Generates a genome-wide CNA plot with additional gene annotation and labeling. This function extends CNA_plot by annotating gene coordinates (using annotateCoverageWithGenes()) and optionally highlighting selected genes and cytogenetic (G-band) features.

CNA_plot_highlight(
  depth_bigwig_file,
  variant_file,
  txdb,
  org,
  gene_delta_threshold = 2,
  downsample = 0.1,
  point_size = 0.01,
  line_size = 0.1,
  line_color = "red",
  colors = NULL,
  max_value = NULL,
  min_value = NULL,
  min_variant_distance = 10000,
  method = c("fit", "delta", "loess"),
  trend_window = 50,
  apply_weight = TRUE,
  outside_weight = 0.25,
  inside_weight = 1,
  variant_alpha = 0.1,
  nudge_y = 3,
  samplename = "",
  chr_filter = NULL,
  exclude_xy = FALSE,
  highlight_genes = NULL,
  gband_file = file.path("~/develop/pacbiowdlR/cytobands.tsv"),
  gband_y_offset = -0.2,
  gband_text_size = 2,
  showCNAbands = FALSE,
  trend_regions = "both",
  return_data = FALSE
)

Arguments

depth_bigwig_file

Character. File path to a BigWig file containing coverage depth data.

variant_file

Character. File path to a VCF file with variant data.

txdb

A transcript database object used for gene annotation.

org

A species annotation object (e.g., org.Hs.eg.db) for mapping gene identifiers.

gene_delta_threshold

Numeric. Delta threshold for gene annotation filtering.

downsample

Numeric. Proportion of the coverage data to retain after downsampling.

point_size

Numeric. Size of individual points in the plot.

line_size

Numeric. Size of the trend line.

line_color

Character. Color of the trend line.

colors

Named vector of colors for chromosomes; if NULL, defaults to an alternating palette.

max_value

Numeric. Maximum allowed delta value; values above this are capped.

min_value

Numeric. Minimum allowed delta value; values below this are capped.

min_variant_distance

Numeric. Minimum variant length (in bp) to include.

method

Character. One of "fit", "delta", or "loess" determining the method used to compute delta values.

trend_window

Integer. Window size for computing the running median trend line.

apply_weight

Logical. If TRUE, applies a weight multiplier to delta values outside CNA calls.

outside_weight

Numeric. Weight multiplier applied to delta values outside CNA calls.

inside_weight

Numeric. Weight multiplier applied to delta values inside CNA calls.

variant_alpha

Numeric. Transparency level for variant call rectangles.

nudge_y

Numeric. Vertical nudge for positioning gene labels.

samplename

Character. Sample label used in the plot title.

chr_filter

Character. If provided, restricts the analysis to the specified chromosome.

exclude_xy

Logical. If TRUE, chromosomes X and Y are excluded.

highlight_genes

Character vector. Specific gene symbols to highlight in the plot.

gband_file

Character. File path to a cytogenetic band data file (e.g., a TSV file).

gband_y_offset

Numeric. Vertical offset for G-band label placement.

gband_text_size

Numeric. Text size for G-band labels.

showCNAbands

Logical. If TRUE, displays G-band annotations on the plot.

trend_regions

Character. One of "both", "inside", or "outside". This option controls where the running median trend line is displayed:

"both"

Trend line is plotted for all points (default).

"inside"

Trend line is only plotted for positions that fall within variant regions.

"outside"

Trend line is only plotted for positions that fall outside variant regions.

return_data

Logical. If TRUE, returns a list containing the plot, the coverage data, variant calls, and gene annotations.

Value

Either a ggplot2 object representing the CNA plot with gene highlights, or a list with additional data when return_data is TRUE.

Details

The function performs several steps:

  1. Imports and filters coverage data from the BigWig file using import.bw() and retains standard chromosomes (using keepStandardChromosomes()).

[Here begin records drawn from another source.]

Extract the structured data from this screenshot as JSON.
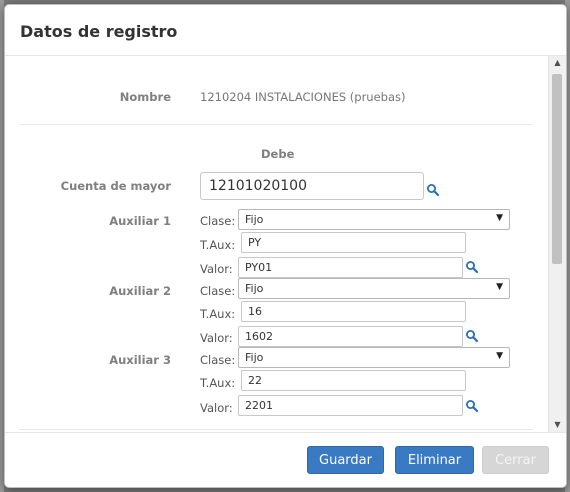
{
  "modal": {
    "title": "Datos de registro"
  },
  "record": {
    "nombre_label": "Nombre",
    "nombre_value": "1210204 INSTALACIONES (pruebas)",
    "section_title": "Debe",
    "cuenta_label": "Cuenta de mayor",
    "cuenta_value": "12101020100"
  },
  "auxiliares": [
    {
      "label": "Auxiliar 1",
      "clase_label": "Clase:",
      "clase_value": "Fijo",
      "taux_label": "T.Aux:",
      "taux_value": "PY",
      "valor_label": "Valor:",
      "valor_value": "PY01"
    },
    {
      "label": "Auxiliar 2",
      "clase_label": "Clase:",
      "clase_value": "Fijo",
      "taux_label": "T.Aux:",
      "taux_value": "16",
      "valor_label": "Valor:",
      "valor_value": "1602"
    },
    {
      "label": "Auxiliar 3",
      "clase_label": "Clase:",
      "clase_value": "Fijo",
      "taux_label": "T.Aux:",
      "taux_value": "22",
      "valor_label": "Valor:",
      "valor_value": "2201"
    }
  ],
  "footer": {
    "guardar_label": "Guardar",
    "eliminar_label": "Eliminar",
    "cerrar_label": "Cerrar"
  },
  "icons": {
    "lookup": "search-icon",
    "dropdown": "caret-down-icon"
  },
  "colors": {
    "primary": "#3a7ac3",
    "disabled": "#d6d6d6",
    "overlay": "#7a7a7a"
  }
}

  2. Optionally loads external GC/repeat data when using the "fit" method.

  3. Downsamples the coverage data.

  4. Computes delta values using the specified method:

    • ["delta"] subtracts the mean coverage.

    • ["loess"] fits a LOESS model and computes log2 ratios.

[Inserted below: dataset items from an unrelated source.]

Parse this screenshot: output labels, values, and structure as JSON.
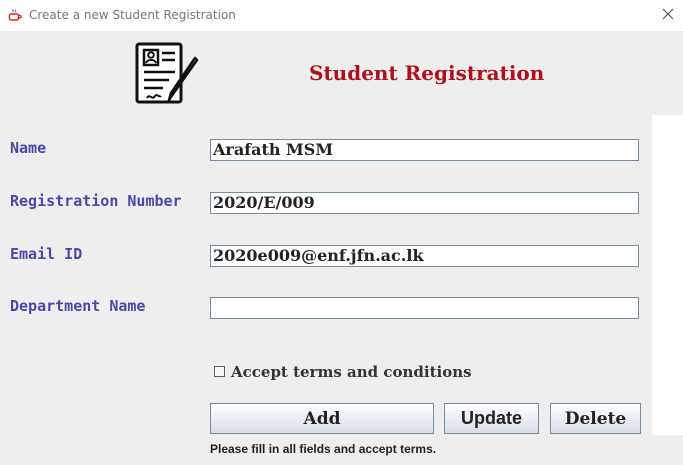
{
  "window": {
    "title": "Create a new Student Registration",
    "icon": "java-app-icon",
    "close_icon": "close-icon"
  },
  "header": {
    "icon": "registration-form-icon",
    "title": "Student Registration",
    "title_color": "#b0101e"
  },
  "form": {
    "fields": [
      {
        "label": "Name",
        "value": "Arafath MSM"
      },
      {
        "label": "Registration Number",
        "value": "2020/E/009"
      },
      {
        "label": "Email ID",
        "value": "2020e009@enf.jfn.ac.lk"
      },
      {
        "label": "Department Name",
        "value": ""
      }
    ],
    "label_color": "#4a4aa6",
    "terms": {
      "label": "Accept terms and conditions",
      "checked": false
    }
  },
  "buttons": {
    "add": "Add",
    "update": "Update",
    "delete": "Delete"
  },
  "status": "Please fill in all fields and accept terms."
}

    • ["fit"] fits a linear model to predict coverage based on GC content and repeat fraction.

  5. Reads and filters variant calls from the VCF file.

  6. Computes genomic offsets via generate_offsets() and marks variant regions.

  7. Applies weighting to delta values with different multipliers for points inside and outside CNV calls.

  8. Computes a running median trend line using rollapply(), and, based on trend_regions, subsets the trend line to display only points inside variants, outside variants, or in both regions.

  9. Annotates gene information on the coverage data using annotateCoverageWithGenes().

  10. Constructs the final plot with ggplot2 showing data points, the trend line, variant rectangles, and gene labels (with optional G-band annotations).